In an interview at Davos the British Prime Minister Theresa May admitted concerns about the use of cryptocurrencies and said that action might be necessary, “precisely because of the way they are used, particularly by criminals”.

May commented on the explosion of interest and use of cryptocurrencies like Bitcoin by saying that as the situation was “increasingly developing” and that  “I think it’s something that we do need to look at.”

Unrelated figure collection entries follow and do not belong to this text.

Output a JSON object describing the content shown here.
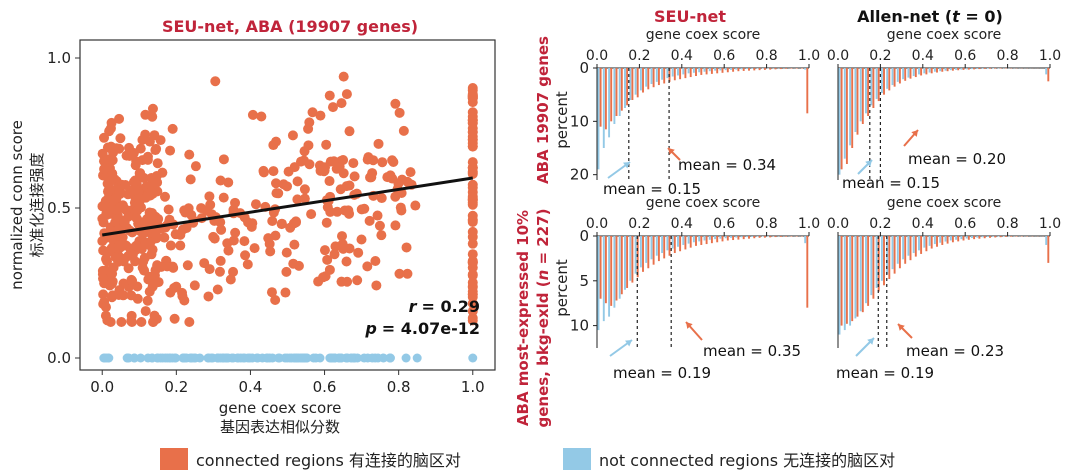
{
  "colors": {
    "connected": "#E8704A",
    "not_connected": "#93C9E6",
    "title_red": "#C0243A",
    "fit_line": "#111111"
  },
  "chart_data": [
    {
      "id": "scatter",
      "type": "scatter",
      "title": "SEU-net, ABA (19907 genes)",
      "xlabel": "gene coex score",
      "xlabel_cn": "基因表达相似分数",
      "ylabel": "normalized conn score",
      "ylabel_cn": "标准化连接强度",
      "xlim": [
        -0.06,
        1.06
      ],
      "ylim": [
        -0.04,
        1.06
      ],
      "xticks": [
        "0.0",
        "0.2",
        "0.4",
        "0.6",
        "0.8",
        "1.0"
      ],
      "yticks": [
        "0.0",
        "0.5",
        "1.0"
      ],
      "fit_line": {
        "x": [
          0.0,
          1.0
        ],
        "y": [
          0.41,
          0.6
        ]
      },
      "stats": {
        "r_label": "r",
        "r_value": "= 0.29",
        "p_label": "p",
        "p_value": "= 4.07e-12"
      },
      "series": [
        {
          "name": "connected regions 有连接的脑区对",
          "description": "approx. 600 orange points; dense band 0.25–0.8 in y, plus a dense column at x = 1.0"
        },
        {
          "name": "not connected regions 无连接的脑区对",
          "description": "dense row at y = 0 spanning x 0.0–0.78, plus points at 0.82, 0.85, 1.0"
        }
      ]
    },
    {
      "id": "hist_top_left",
      "type": "bar",
      "column_title": "SEU-net",
      "xlabel": "gene coex score",
      "ylabel": "percent",
      "xticks": [
        "0.0",
        "0.2",
        "0.4",
        "0.6",
        "0.8",
        "1.0"
      ],
      "yticks": [
        "0",
        "10",
        "20"
      ],
      "ylim": [
        0,
        21
      ],
      "bin_starts": [
        0.0,
        0.025,
        0.05,
        0.075,
        0.1,
        0.125,
        0.15,
        0.175,
        0.2,
        0.225,
        0.25,
        0.275,
        0.3,
        0.325,
        0.35,
        0.375,
        0.4,
        0.425,
        0.45,
        0.475,
        0.5,
        0.525,
        0.55,
        0.575,
        0.6,
        0.625,
        0.65,
        0.675,
        0.7,
        0.725,
        0.75,
        0.775,
        0.8,
        0.825,
        0.85,
        0.875,
        0.9,
        0.925,
        0.95,
        0.975
      ],
      "connected": [
        11.0,
        11.5,
        10.0,
        9.0,
        8.0,
        7.0,
        6.0,
        5.5,
        4.6,
        4.0,
        3.6,
        3.2,
        2.9,
        2.6,
        2.3,
        2.1,
        1.9,
        1.7,
        1.5,
        1.3,
        1.2,
        1.1,
        1.0,
        0.9,
        0.8,
        0.7,
        0.6,
        0.55,
        0.5,
        0.45,
        0.4,
        0.35,
        0.3,
        0.25,
        0.2,
        0.15,
        0.1,
        0.1,
        0.1,
        8.5
      ],
      "not_connected": [
        19.0,
        15.0,
        13.0,
        10.5,
        9.0,
        7.5,
        6.0,
        5.0,
        4.2,
        3.5,
        3.0,
        2.6,
        2.2,
        1.9,
        1.6,
        1.4,
        1.2,
        1.0,
        0.9,
        0.8,
        0.7,
        0.6,
        0.5,
        0.45,
        0.4,
        0.35,
        0.3,
        0.25,
        0.2,
        0.15,
        0.12,
        0.1,
        0.08,
        0.06,
        0.05,
        0.04,
        0.03,
        0.02,
        0.01,
        0.3
      ],
      "mean_connected": 0.34,
      "mean_not_connected": 0.15,
      "mean_connected_label": "mean = 0.34",
      "mean_not_connected_label": "mean = 0.15"
    },
    {
      "id": "hist_top_right",
      "type": "bar",
      "column_title": "Allen-net",
      "column_title_t": "t",
      "column_title_suffix": " = 0)",
      "xlabel": "gene coex score",
      "xticks": [
        "0.0",
        "0.2",
        "0.4",
        "0.6",
        "0.8",
        "1.0"
      ],
      "ylim": [
        0,
        21
      ],
      "bin_starts": [
        0.0,
        0.025,
        0.05,
        0.075,
        0.1,
        0.125,
        0.15,
        0.175,
        0.2,
        0.225,
        0.25,
        0.275,
        0.3,
        0.325,
        0.35,
        0.375,
        0.4,
        0.425,
        0.45,
        0.475,
        0.5,
        0.525,
        0.55,
        0.575,
        0.6,
        0.625,
        0.65,
        0.675,
        0.7,
        0.725,
        0.75,
        0.775,
        0.8,
        0.825,
        0.85,
        0.875,
        0.9,
        0.925,
        0.95,
        0.975
      ],
      "connected": [
        19.0,
        18.0,
        15.0,
        12.5,
        10.5,
        9.0,
        7.5,
        6.2,
        5.0,
        4.2,
        3.5,
        2.9,
        2.4,
        2.0,
        1.7,
        1.4,
        1.2,
        1.0,
        0.85,
        0.7,
        0.6,
        0.5,
        0.42,
        0.35,
        0.3,
        0.25,
        0.2,
        0.17,
        0.14,
        0.12,
        0.1,
        0.08,
        0.06,
        0.05,
        0.04,
        0.03,
        0.02,
        0.02,
        0.01,
        2.5
      ],
      "not_connected": [
        20.0,
        17.0,
        14.5,
        12.0,
        10.0,
        8.5,
        7.0,
        5.8,
        4.7,
        3.9,
        3.2,
        2.6,
        2.1,
        1.8,
        1.5,
        1.2,
        1.0,
        0.85,
        0.7,
        0.6,
        0.5,
        0.4,
        0.35,
        0.3,
        0.25,
        0.2,
        0.17,
        0.14,
        0.12,
        0.1,
        0.08,
        0.06,
        0.05,
        0.04,
        0.03,
        0.02,
        0.02,
        0.01,
        0.01,
        1.2
      ],
      "mean_connected": 0.2,
      "mean_not_connected": 0.15,
      "mean_connected_label": "mean = 0.20",
      "mean_not_connected_label": "mean = 0.15"
    },
    {
      "id": "hist_bottom_left",
      "type": "bar",
      "xlabel": "gene coex score",
      "ylabel": "percent",
      "xticks": [
        "0.0",
        "0.2",
        "0.4",
        "0.6",
        "0.8",
        "1.0"
      ],
      "yticks": [
        "0",
        "5",
        "10"
      ],
      "ylim": [
        0,
        12.5
      ],
      "bin_starts": [
        0.0,
        0.025,
        0.05,
        0.075,
        0.1,
        0.125,
        0.15,
        0.175,
        0.2,
        0.225,
        0.25,
        0.275,
        0.3,
        0.325,
        0.35,
        0.375,
        0.4,
        0.425,
        0.45,
        0.475,
        0.5,
        0.525,
        0.55,
        0.575,
        0.6,
        0.625,
        0.65,
        0.675,
        0.7,
        0.725,
        0.75,
        0.775,
        0.8,
        0.825,
        0.85,
        0.875,
        0.9,
        0.925,
        0.95,
        0.975
      ],
      "connected": [
        7.0,
        7.5,
        7.8,
        7.2,
        6.5,
        5.8,
        5.2,
        4.6,
        4.0,
        3.6,
        3.2,
        2.8,
        2.5,
        2.2,
        1.9,
        1.7,
        1.5,
        1.3,
        1.1,
        1.0,
        0.9,
        0.8,
        0.7,
        0.6,
        0.5,
        0.45,
        0.4,
        0.35,
        0.3,
        0.25,
        0.2,
        0.18,
        0.15,
        0.12,
        0.1,
        0.08,
        0.06,
        0.05,
        0.04,
        8.0
      ],
      "not_connected": [
        10.5,
        9.5,
        9.0,
        8.0,
        7.0,
        6.0,
        5.0,
        4.2,
        3.5,
        3.0,
        2.6,
        2.2,
        1.9,
        1.6,
        1.4,
        1.2,
        1.0,
        0.85,
        0.7,
        0.6,
        0.5,
        0.42,
        0.35,
        0.3,
        0.25,
        0.2,
        0.17,
        0.14,
        0.12,
        0.1,
        0.08,
        0.06,
        0.05,
        0.04,
        0.03,
        0.02,
        0.02,
        0.01,
        0.01,
        0.8
      ],
      "mean_connected": 0.35,
      "mean_not_connected": 0.19,
      "mean_connected_label": "mean = 0.35",
      "mean_not_connected_label": "mean = 0.19"
    },
    {
      "id": "hist_bottom_right",
      "type": "bar",
      "xlabel": "gene coex score",
      "xticks": [
        "0.0",
        "0.2",
        "0.4",
        "0.6",
        "0.8",
        "1.0"
      ],
      "ylim": [
        0,
        12.5
      ],
      "bin_starts": [
        0.0,
        0.025,
        0.05,
        0.075,
        0.1,
        0.125,
        0.15,
        0.175,
        0.2,
        0.225,
        0.25,
        0.275,
        0.3,
        0.325,
        0.35,
        0.375,
        0.4,
        0.425,
        0.45,
        0.475,
        0.5,
        0.525,
        0.55,
        0.575,
        0.6,
        0.625,
        0.65,
        0.675,
        0.7,
        0.725,
        0.75,
        0.775,
        0.8,
        0.825,
        0.85,
        0.875,
        0.9,
        0.925,
        0.95,
        0.975
      ],
      "connected": [
        10.0,
        9.8,
        9.5,
        9.0,
        8.5,
        7.8,
        7.0,
        6.2,
        5.5,
        4.8,
        4.2,
        3.6,
        3.1,
        2.7,
        2.3,
        2.0,
        1.7,
        1.4,
        1.2,
        1.0,
        0.85,
        0.7,
        0.6,
        0.5,
        0.42,
        0.35,
        0.3,
        0.25,
        0.2,
        0.16,
        0.13,
        0.1,
        0.08,
        0.06,
        0.05,
        0.04,
        0.03,
        0.02,
        0.02,
        3.0
      ],
      "not_connected": [
        11.0,
        10.5,
        10.0,
        9.2,
        8.4,
        7.5,
        6.6,
        5.8,
        5.0,
        4.3,
        3.7,
        3.1,
        2.6,
        2.2,
        1.9,
        1.6,
        1.3,
        1.1,
        0.9,
        0.75,
        0.62,
        0.5,
        0.42,
        0.35,
        0.28,
        0.22,
        0.18,
        0.14,
        0.11,
        0.09,
        0.07,
        0.05,
        0.04,
        0.03,
        0.02,
        0.02,
        0.01,
        0.01,
        0.01,
        1.0
      ],
      "mean_connected": 0.23,
      "mean_not_connected": 0.19,
      "mean_connected_label": "mean = 0.23",
      "mean_not_connected_label": "mean = 0.19"
    }
  ],
  "row_labels": {
    "top": "ABA 19907 genes",
    "bottom_line1": "ABA most-expressed 10%",
    "bottom_line2_prefix": "genes, bkg-exld (",
    "bottom_line2_n": "n",
    "bottom_line2_suffix": " = 227)"
  },
  "legend": {
    "connected_label": "connected regions 有连接的脑区对",
    "not_connected_label": "not connected regions 无连接的脑区对"
  }
}
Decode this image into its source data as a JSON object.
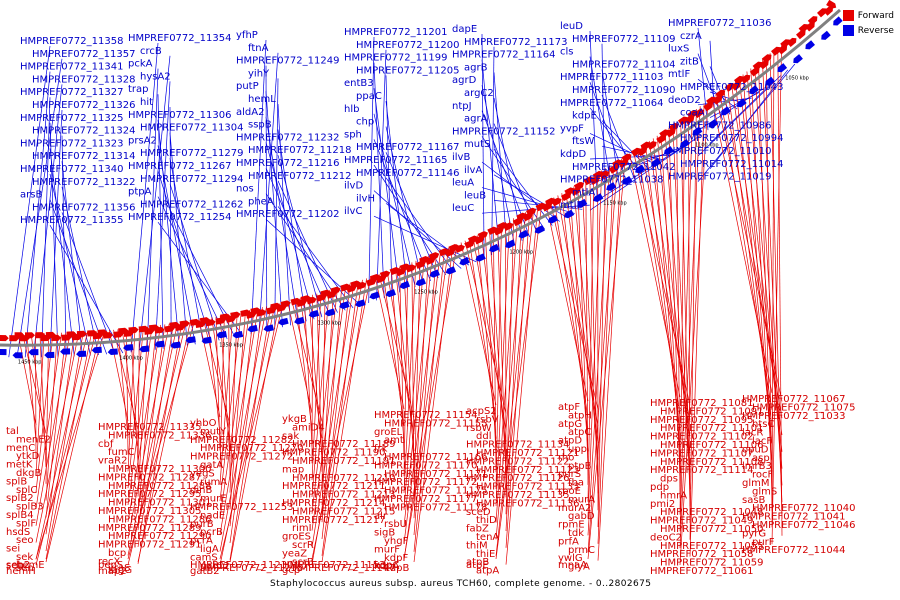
{
  "legend": {
    "items": [
      {
        "label": "Forward",
        "color": "#e60000"
      },
      {
        "label": "Reverse",
        "color": "#0000e6"
      }
    ]
  },
  "caption": "Staphylococcus aureus subsp. aureus TCH60, complete genome. - 0..2802675",
  "colors": {
    "forward": "#e60000",
    "reverse": "#0000e6",
    "backbone": "#808080"
  },
  "ticks": [
    "1450 kbp",
    "1400 kbp",
    "1350 kbp",
    "1300 kbp",
    "1250 kbp",
    "1200 kbp",
    "1150 kbp",
    "1100 kbp",
    "1050 kbp"
  ],
  "reverse_labels": [
    "HMPREF0772_11358",
    "HMPREF0772_11357",
    "HMPREF0772_11341",
    "HMPREF0772_11328",
    "HMPREF0772_11327",
    "HMPREF0772_11326",
    "HMPREF0772_11325",
    "HMPREF0772_11324",
    "HMPREF0772_11323",
    "HMPREF0772_11314",
    "HMPREF0772_11340",
    "HMPREF0772_11322",
    "arsB",
    "HMPREF0772_11356",
    "HMPREF0772_11355",
    "HMPREF0772_11354",
    "crcB",
    "pckA",
    "hysA2",
    "trap",
    "hit",
    "HMPREF0772_11306",
    "HMPREF0772_11304",
    "prsA2",
    "HMPREF0772_11279",
    "HMPREF0772_11267",
    "HMPREF0772_11294",
    "ptpA",
    "HMPREF0772_11262",
    "HMPREF0772_11254",
    "yfhP",
    "ftnA",
    "HMPREF0772_11249",
    "yihY",
    "putP",
    "hemL",
    "aldA2",
    "sspB",
    "HMPREF0772_11232",
    "HMPREF0772_11218",
    "HMPREF0772_11216",
    "HMPREF0772_11212",
    "nos",
    "pheA",
    "HMPREF0772_11202",
    "HMPREF0772_11201",
    "HMPREF0772_11200",
    "HMPREF0772_11199",
    "HMPREF0772_11205",
    "entB3",
    "ppaC",
    "hlb",
    "chp",
    "sph",
    "HMPREF0772_11167",
    "HMPREF0772_11165",
    "HMPREF0772_11146",
    "ilvD",
    "ilvH",
    "ilvC",
    "dapE",
    "HMPREF0772_11173",
    "HMPREF0772_11164",
    "agrB",
    "agrD",
    "argC2",
    "ntpJ",
    "agrA",
    "HMPREF0772_11152",
    "mutS",
    "ilvB",
    "ilvA",
    "leuA",
    "leuB",
    "leuC",
    "leuD",
    "HMPREF0772_11109",
    "cls",
    "HMPREF0772_11104",
    "HMPREF0772_11103",
    "HMPREF0772_11090",
    "HMPREF0772_11064",
    "kdpE",
    "yvpF",
    "ftsW",
    "kdpD",
    "HMPREF0772_11042",
    "HMPREF0772_11038",
    "mtlA",
    "mtlD",
    "HMPREF0772_11036",
    "czrA",
    "luxS",
    "zitB",
    "mtlF",
    "HMPREF0772_11043",
    "deoD2",
    "coaA",
    "HMPREF0772_10986",
    "HMPREF0772_10994",
    "HMPREF0772_11010",
    "HMPREF0772_11014",
    "HMPREF0772_11019"
  ],
  "forward_labels": [
    "tal",
    "menE2",
    "menC",
    "ytkD",
    "metK",
    "dkgB",
    "splB",
    "splC",
    "splB2",
    "splB3",
    "splB4",
    "splF",
    "hsdS",
    "seo",
    "sei",
    "sek",
    "seb",
    "hemE",
    "hemH",
    "sen",
    "seb2",
    "HMPREF0772_11335",
    "HMPREF0772_11336",
    "cbf",
    "fumC",
    "vraR2",
    "HMPREF0772_11300",
    "HMPREF0772_11287",
    "HMPREF0772_11288",
    "HMPREF0772_11295",
    "HMPREF0772_11301",
    "HMPREF0772_11305",
    "HMPREF0772_11286",
    "HMPREF0772_11289",
    "HMPREF0772_11290",
    "HMPREF0772_11291",
    "bcp",
    "recX",
    "tagG",
    "map2",
    "vraS",
    "pepS",
    "yhbO",
    "mutY",
    "HMPREF0772_11282",
    "HMPREF0772_11270",
    "HMPREF0772_11272",
    "gatA",
    "yegS",
    "rumA",
    "dinB",
    "murE",
    "HMPREF0772_11253",
    "nadE",
    "purB",
    "pcrB",
    "pcrA",
    "ligA",
    "camS",
    "gatC2",
    "gatB2",
    "HMPREF0772_11235",
    "HMPREF0772_11230",
    "ykgB",
    "amiD4",
    "sak",
    "HMPREF0772_11189",
    "HMPREF0772_11190",
    "HMPREF0772_11191",
    "map",
    "HMPREF0772_11210",
    "HMPREF0772_11211",
    "HMPREF0772_11213",
    "HMPREF0772_11214",
    "HMPREF0772_11215",
    "HMPREF0772_11217",
    "rimI",
    "groES",
    "scrR",
    "yeaZ",
    "scrB",
    "gcp",
    "HMPREF0772_11147",
    "HMPREF0772_11153",
    "HMPREF0772_11154",
    "HMPREF0772_11155",
    "groEL",
    "amt",
    "frk",
    "HMPREF0772_11166",
    "HMPREF0772_11170",
    "HMPREF0772_11171",
    "HMPREF0772_11172",
    "HMPREF0772_11175",
    "HMPREF0772_11177",
    "HMPREF0772_11178",
    "alr",
    "rsbU",
    "sigB",
    "yhgF",
    "murF",
    "kdpF",
    "kdpA",
    "kdpB",
    "kdpC",
    "acpS2",
    "rsbV",
    "rsbW",
    "ddl",
    "HMPREF0772_11134",
    "HMPREF0772_11121",
    "HMPREF0772_11122",
    "HMPREF0772_11123",
    "HMPREF0772_11126",
    "HMPREF0772_11133",
    "HMPREF0772_11135",
    "HMPREF0772_11136",
    "sceD",
    "thiD",
    "fabZ",
    "tenA",
    "thiM",
    "thiE",
    "atpB",
    "atpA",
    "atpE",
    "atpF",
    "atpH",
    "atpG",
    "atpC",
    "atpD",
    "upp",
    "rho",
    "ptpB",
    "purS",
    "fba",
    "rpoE",
    "murA",
    "murA2",
    "gabD",
    "rpmE",
    "tdk",
    "prfA",
    "prmC",
    "ywlG",
    "glyA",
    "mnaA",
    "HMPREF0772_11081",
    "HMPREF0772_11091",
    "HMPREF0772_11095",
    "HMPREF0772_11101",
    "HMPREF0772_11102",
    "HMPREF0772_11106",
    "HMPREF0772_11107",
    "HMPREF0772_11108",
    "HMPREF0772_11114",
    "dps",
    "pdp",
    "hmrA",
    "pmi2",
    "HMPREF0772_11048",
    "HMPREF0772_11049",
    "HMPREF0772_11050",
    "deoC2",
    "HMPREF0772_11055",
    "HMPREF0772_11058",
    "HMPREF0772_11059",
    "HMPREF0772_11061",
    "HMPREF0772_11067",
    "HMPREF0772_11075",
    "HMPREF0772_11033",
    "htsC",
    "lacR",
    "lacF",
    "opuD",
    "asp",
    "lmrB3",
    "rocF",
    "glmM",
    "glmS",
    "sasB",
    "HMPREF0772_11040",
    "HMPREF0772_11041",
    "HMPREF0772_11046",
    "pyrG",
    "purF",
    "HMPREF0772_11044"
  ]
}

Regulators and governments worldwide have been increasingly interested in cryptocurrencies after they burst into the mainstream last year. So far British authorities have resisted any knee-jerk reaction and efforts have focussed more on bringing cryptocurrencies into the existing financial legislation. Several high profile cryptocurrency exchanges are based in the UK.

Treasury Plans

In December the UK Treasury announced plans to extend existing anti-money laundering (AML) and counter terrorism legislation to cryptocurrency exchanges. A Treasury spokesman explained at the time that tax rules around cryptocurrencies were clear, but as with all tax rules, were subject to review. The suggested changes were not to single Bitcoin out for special treatment; more to treat it like other financial assets.

The spokesman said, that they,

also intend to update regulation to bring virtual currency exchange platforms and some wallet providers within anti-money laundering and counter-terrorist financing regulation.”

Theresa May’s latest comments seem to be in line with this approach.

The Bank of England has been investigating the option of issuing its own digital currency since 2015. However, there are currently no official plans to do so.